Agency India

Future is getting back to the roots: Osama Jalali

The food patterns in a particular place change every couple of years, says Osama Jalali. The Delhi food scene has also seen a lot of changes in the past decade driven by the advent of global cuisine and people”s inclination towards experimenting with flavors.

“People today have started traveling internationally and across the country and are not afraid to try different cuisines. Delhi”s food scene is changing in a way that there are a lot of international cuisines that are now playing a major part of the food circuit here. This has driven a prominent change in the last decade. Also, people are now more open to trying new cuisines and are not restrained to their old-school traditional flavors,” the writer, researcher, historian-turned chef tells IANSlife.

With so much focus on the food industry, this has drawn interest towards the good, old-school Delhi food and it is popular among the locals as well as tourists.

“A lot of food walks, tours are now curated which has improved the food scene and help popularise old school culture and old shops of the walled city.

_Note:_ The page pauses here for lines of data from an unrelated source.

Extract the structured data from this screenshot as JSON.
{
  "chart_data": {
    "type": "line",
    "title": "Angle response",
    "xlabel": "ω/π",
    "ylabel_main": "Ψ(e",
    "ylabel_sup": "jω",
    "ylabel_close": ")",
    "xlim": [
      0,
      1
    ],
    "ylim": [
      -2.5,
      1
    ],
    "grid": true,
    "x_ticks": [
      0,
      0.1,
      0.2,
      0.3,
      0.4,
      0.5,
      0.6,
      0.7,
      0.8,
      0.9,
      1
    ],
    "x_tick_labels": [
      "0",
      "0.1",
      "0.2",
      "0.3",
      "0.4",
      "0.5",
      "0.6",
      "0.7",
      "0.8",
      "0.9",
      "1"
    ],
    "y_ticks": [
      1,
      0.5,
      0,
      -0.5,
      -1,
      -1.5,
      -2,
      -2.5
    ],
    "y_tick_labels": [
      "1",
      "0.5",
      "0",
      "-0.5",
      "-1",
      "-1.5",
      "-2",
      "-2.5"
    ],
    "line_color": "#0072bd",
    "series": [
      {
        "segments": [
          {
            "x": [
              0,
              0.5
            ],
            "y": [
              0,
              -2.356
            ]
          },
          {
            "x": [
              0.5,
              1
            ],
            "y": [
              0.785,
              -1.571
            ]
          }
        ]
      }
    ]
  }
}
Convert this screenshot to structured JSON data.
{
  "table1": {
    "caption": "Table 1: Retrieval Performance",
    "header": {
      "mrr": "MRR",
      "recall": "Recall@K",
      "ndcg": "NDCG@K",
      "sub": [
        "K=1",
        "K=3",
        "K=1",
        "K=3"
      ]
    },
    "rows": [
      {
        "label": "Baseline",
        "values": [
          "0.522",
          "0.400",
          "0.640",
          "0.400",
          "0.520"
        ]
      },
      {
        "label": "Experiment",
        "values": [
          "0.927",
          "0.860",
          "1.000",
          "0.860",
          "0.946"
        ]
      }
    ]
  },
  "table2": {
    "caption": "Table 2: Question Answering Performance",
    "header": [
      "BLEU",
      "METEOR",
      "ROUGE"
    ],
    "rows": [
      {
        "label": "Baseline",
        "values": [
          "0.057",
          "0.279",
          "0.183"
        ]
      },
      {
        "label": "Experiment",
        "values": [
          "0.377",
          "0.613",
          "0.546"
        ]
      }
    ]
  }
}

When you go to old Delhi, you will see out of all, there are almost 80 percent tourists eating at Karim”s,” he says.

“Ten-15 years ago no one used to travel to Old Delhi to have ”Aslam ka chicken tikka” but today it”s a rage. People love to travel to old Delhi and try the food there.”

However, the changing demographics of the city has also caused some modification of the traditional flavors and cooking processes.

“Earlier, there was no butter used in ”tikkas” and ”sheekh kebabs” in Old Delhi, but now when you go to Jama Masjid in Old Delhi, you will see pouring butter on top. At all the ”nihari” shops, there was no use of tomatoes in any of the recipes, but now you will see a lot of tomatoes being used. So with people coming in from different states and regions, it influences the cuisine as well,” he notes.

Additionally, with changing lifestyles of people also affect food and the process of cooking, he says. “Everything is being made to order or it”s a quick recipe thing, because of which many cuisines are also getting lost. They are not ready to put in the effort. And this is why many cuisines are getting lost or diluted.”

Jalali, who often conducts food festivals with his mother and wife, says the best way to preserve any recipe or cuisine is to teach others. “Earlier our people used to hide recipes and not pass on to the next generation. But today if we do this, our cuisine will be lost. To teach and pass on the recipes as much as you can,” he points out.

“It is good to see that almost all the hotels today are organizing regional food festivals and pop-ups where they call home chefs to cook traditional food. They have realized that the future is getting back to the roots,” he concludes.